Папа хотел, чтобы я стал инженером. Он понимал инженерствование как службу в каком-то управлении, – воображалась фуражка, и говорилось: как господин Ковалевский.
В доме не было ни одной вещи своеобразного значения. Не было ничего такого, на основании чего можно было бы определить, что хозяин, скажем, идиот, или фантазер, или скряга. Ничего нельзя было определить.
Хозяин был картежник. Папа считался несчастным человеком. «Все сделали карты».
Клубное существование папы оставалось для нас неизвестным. Может быть, он покрывался испариной, когда проигрывал; может быть, рассказывал анекдоты, чтобы привести в хорошее расположение тех, у кого предполагал занять три рубля; может быть, разговаривая с ним, иные многозначительно переглядывались.
Домашнее существование его складывалось так: он, проснувшись, получал в постель чай и хлеб с маслом, потом опять засыпал, спал, положив на грудь кулаки; он выходил к обеду одетый, в манжетах с золотыми запонками, он был добр, мягок; волосы у него на висках были мокрые после причесывания.
– Блерио перелетел через Ла-Манш, – сказал я.

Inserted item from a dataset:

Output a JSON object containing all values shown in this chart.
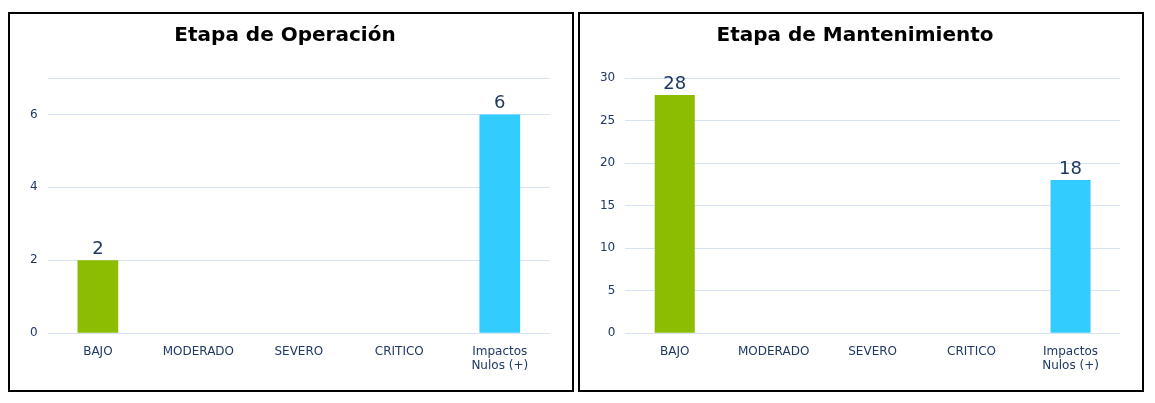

Мое сообщение было рассчитано на подготовленного слушателя. Тетя не знала, что такое Ла-Манш. Кто такой Блерио и почему он должен был перелететь через Ла-Манш – это не интересовало никого.
Главное: существовало у взрослых убеждение в том, что дети ничего серьезного, верней – ничего такого, чего нельзя было отвергнуть или опровергнуть, сказать не могут. Все, что говорили дети, относилось к области ерунды.
Мало того: подозревалось также, что в детских разговорах, мыслях, желаниях всегда заключено неприличное.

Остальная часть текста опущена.